The package agreed between President Juncker and Prime Minister May makes clear that this work will begin as soon as the withdrawal agreement is signed. For Ireland and the EU, the backstop is an essential element of the withdrawal agreement in order to prevent the re-emergence of a hard border on this island. It is the outcome of our joint obligations with regard to the Good Friday Agreement and the red lines of the UK Government on the Single Market and customs union. In fact, Deputies may recall that the backstop was redesigned on foot of a request from the British Prime Minister in the context of customs arrangements. Ireland advocated for that redesign and reshaping of the backstop to accommodate British red lines. Although the backstop is consistently referred to in London as the Irish backstop, it is far more accurate to describe it as a backstop that is as much a creation of the UK as it is of Ireland or the EU. The EU has stated on many occasions that it is prepared to adjust the content and level of ambition in the political declaration should the UK’s intentions for the future partnership evolve. That was again shown to be the case this week. It remains our hope and expectation that we can agree the type of close future relationship which ensures the backstop is never used. We are determined to work towards that best possible outcome.

The measures agreed in Strasbourg were with a view towards the meaningful vote in Westminster and in the interests of securing an overall deal. However, this process cannot be without end. As President Juncker said in Strasbourg on Monday,

There will be no third chance. There will be no further interpretations of the interpretations, no further assurances of the re-assurances.

We have reached the point where realistic decisions must be made. We must accept the consequences of that. That is to what Westminster needs to face up. The Prime Minister, Mrs. May, put that challenge to Westminster last night after the vote. Tonight, Westminster will vote on whether to leave the EU without a deal. We hope it rejects that outcome as it would be the worst of outcomes for all sides. Tomorrow, Westminster may vote on whether to seek an extension to Article 50. We have repeatedly stated that we are open to such a request. However, there would need to be a clear purpose to such request. Any decision requires the unanimous approval of all 27 member states which will need to take into account the reasons for a possible extension and the duration thereof. In addition, the EU will need to consider how its institutions and processes would be affected by any extension, with an obvious example being the upcoming European elections. However, an extension is not a solution in itself. The UK will need to make a choice on what outcome it wants for Brexit and the future relationship between the UK and the EU.

On contingency planning, I thank all parties for their co-operation, support and facilitation on the Brexit legislation which passed in the Seanad this afternoon.
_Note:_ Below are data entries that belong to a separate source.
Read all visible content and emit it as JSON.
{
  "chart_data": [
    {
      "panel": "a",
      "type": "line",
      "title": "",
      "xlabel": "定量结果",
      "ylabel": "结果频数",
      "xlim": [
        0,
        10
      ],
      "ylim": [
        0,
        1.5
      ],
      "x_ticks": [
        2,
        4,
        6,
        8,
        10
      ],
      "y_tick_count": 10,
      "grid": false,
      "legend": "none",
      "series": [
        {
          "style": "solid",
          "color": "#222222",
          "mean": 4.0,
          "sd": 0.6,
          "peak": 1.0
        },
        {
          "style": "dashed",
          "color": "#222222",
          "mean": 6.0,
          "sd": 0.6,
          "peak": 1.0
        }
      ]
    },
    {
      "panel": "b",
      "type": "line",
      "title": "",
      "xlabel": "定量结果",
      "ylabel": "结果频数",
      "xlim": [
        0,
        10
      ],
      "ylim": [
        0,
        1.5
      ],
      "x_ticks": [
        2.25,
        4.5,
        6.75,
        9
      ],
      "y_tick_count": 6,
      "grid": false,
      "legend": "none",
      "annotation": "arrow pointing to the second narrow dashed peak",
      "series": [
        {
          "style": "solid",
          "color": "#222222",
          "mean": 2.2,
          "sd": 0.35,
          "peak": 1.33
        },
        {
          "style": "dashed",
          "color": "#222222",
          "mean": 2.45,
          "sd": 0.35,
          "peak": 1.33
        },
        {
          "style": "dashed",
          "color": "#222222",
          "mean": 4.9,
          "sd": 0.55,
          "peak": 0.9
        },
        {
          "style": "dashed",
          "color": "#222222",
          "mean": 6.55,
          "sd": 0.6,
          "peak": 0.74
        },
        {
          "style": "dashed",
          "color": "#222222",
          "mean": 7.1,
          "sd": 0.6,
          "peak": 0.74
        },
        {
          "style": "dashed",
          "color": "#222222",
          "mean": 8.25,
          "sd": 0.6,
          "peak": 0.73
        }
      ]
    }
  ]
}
I reassure Members that the Government is continuing to accelerate our contingency plans for a no-deal Brexit in the context of facing that challenge in a little more than two weeks should it be allowed to happen by Westminster.

My final point to businesses and many other stakeholders who rely on the relationship we currently enjoy with the United Kingdom is for them to think about and plan for how they and their businesses would respond to a no-deal crash-out Brexit. I assure them that the Government thinks about that every day and is working with all parties in this House to make sure that we are as prepared as we can be.